By Joshua Wolson
Special to the Legal
Many people declared the Supreme Court’s decision in ATT Mobility v. Concepcion to be the death of the consumer class action. After all, in Concepcion, the court held that courts cannot invalidate arbitration clauses on grounds of unconscionability merely because those clauses bar a class action. That followed the court’s decision two years earlier in Stolt-Nielsen v. Animal Feeds International, in which the court held that parties to an arbitration agreement cannot be compelled to participate in a class action arbitration unless the arbitration agreement between the parties contemplates such a procedure. So, the reasoning has gone, businesses don’t like class actions, which assert (fairly or unfairly) tremendous economic pressure. Therefore, any rational business will add an arbitration clause to its form agreement or terms of service, including a class action waiver, and consumer class actions will die a silent death. But, like a zombie rising from the dead, a recent decision from the 2nd U.S. Circuit Court of Appeals might revive consumer class actions.
In In re American Express Merchants Litig., the 2nd Circuit was asked to revisit, for the third time, whether an arbitration clause, which included a class action waiver, in American Express’ merchant agreements, was enforceable. On an initial appeal, the 2nd Circuit (per a panel that included then-Judge Sonia Sotamayor) concluded that they were not, but after Stolt-Nielsen, the Supreme Court reversed the case and remanded it for further consideration. The 2nd Circuit held that Stolt-Nielsen did not change anything. Again, the case went to the Supreme Court, and again, in the wake of Concepcion, the court reversed and remanded for further consideration. And, once again, the 2nd Circuit held that nothing had changed.

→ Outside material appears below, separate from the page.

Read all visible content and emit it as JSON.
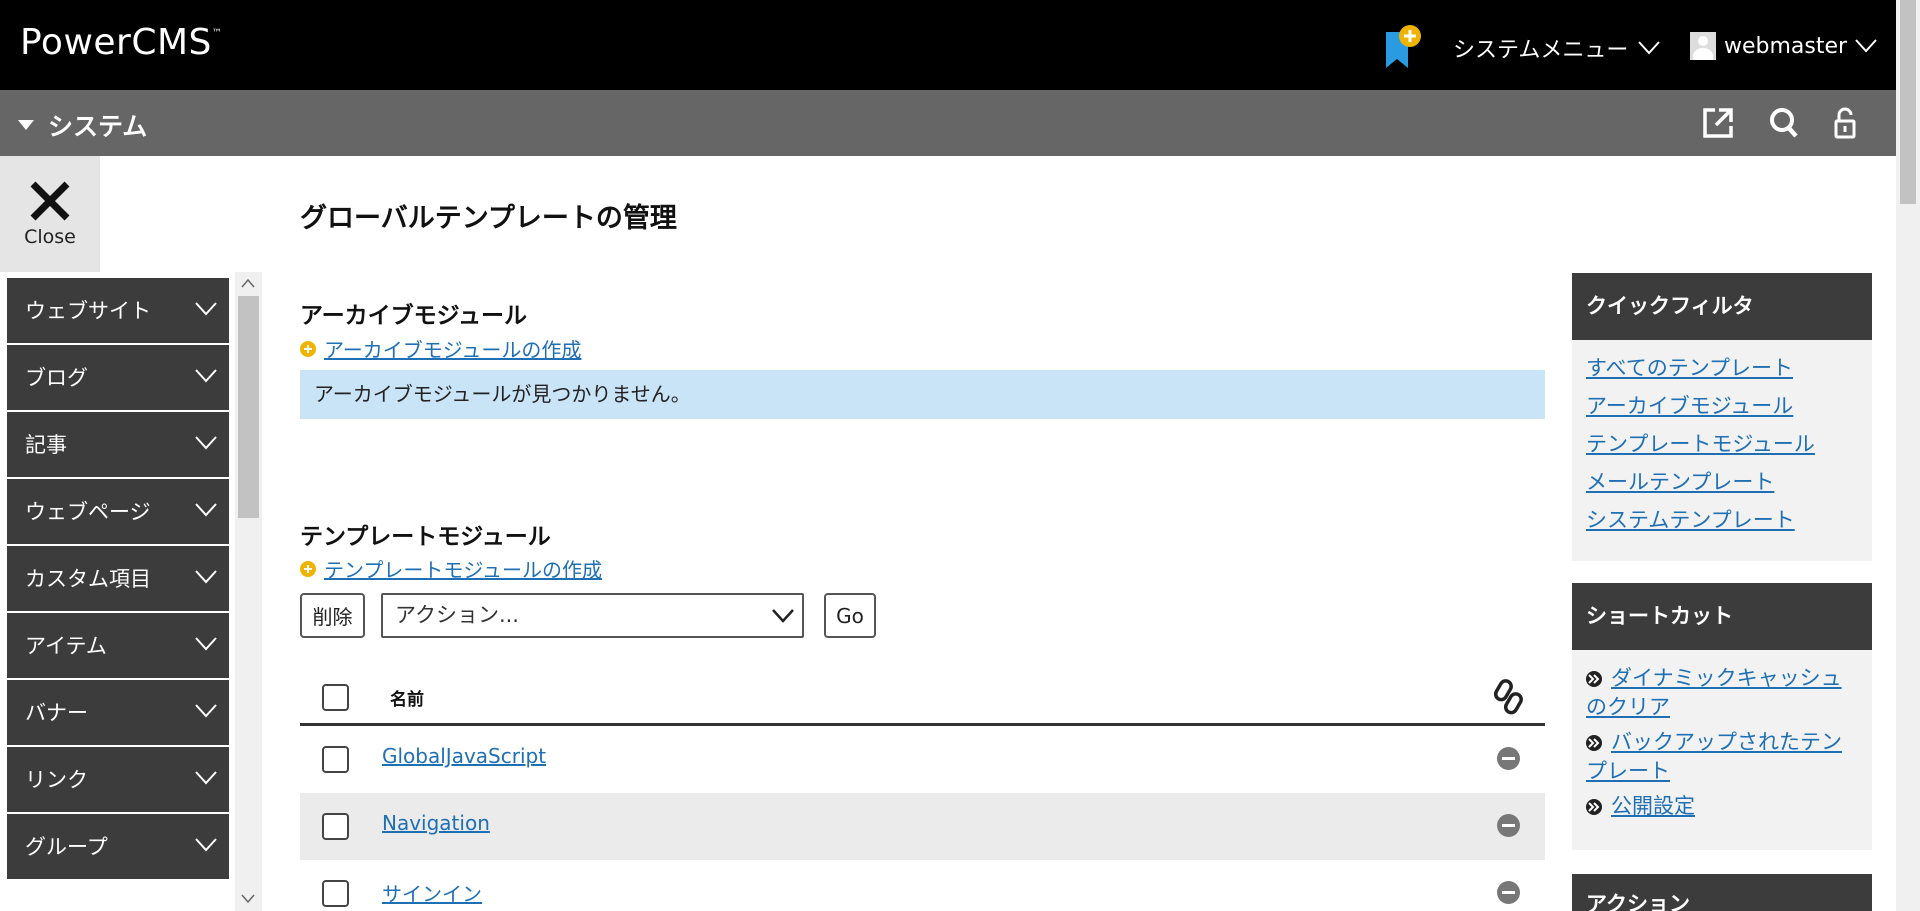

So, how did the 2nd Circuit reach a decision that seems to fly in the face of recent Supreme Court decisions? The court focused on earlier Supreme Court decisions which held that as a matter of federal substantive arbitration law, if an arbitration clause effectively deprives a plaintiff of its statutory rights, then it is not enforceable. The panel focused on an affidavit submitted by an economist, which estimated the cost to the plaintiff to perform the economic study needed to win a complicated antitrust case. The court concluded that that cost was so significant that no plaintiff would rationally bear it to recover a small amount of money in an individual arbitration. Therefore, in the court’s view, the arbitration clause had the effect of preventing a plaintiff from vindicating its rights under the Sherman Act. The court held that it could not force a class arbitration, but it could invalidate an arbitration clause that had the effect of depriving a plaintiff of a federal statutory right.
If it stands, the 2nd Circuit’s decision seems to provide a roadmap to plaintiffs who want to avoid arbitration clauses and pursue class actions instead. All they have to do is submit a detailed affidavit from a potential expert demonstrating the costs of litigation and show how those costs outweigh any potential recovery. Of course, that need not be the end of the story. A defendant might want to show that the costs are overstated because any study can be used in several proceedings, at no additional cost, meaning that the costs can be spread over many plaintiffs who want to pursue their claims. For example, in the American Express case, Amex might point out that the many plaintiffs can each use the same economist’s report, which will likely focus on the market-wide effects of Amex’s conduct. The cost of the economic study will then be spread over many different members of what would otherwise be a class. The costs then might not seem so out of proportion.
So, to invoke Mark Twain, have reports of the death of consumer class actions been greatly exaggerated? Maybe, if the 2nd Circuit’s decision stands. But, based on the past few years, it seems likely that the Supreme Court will have the last word.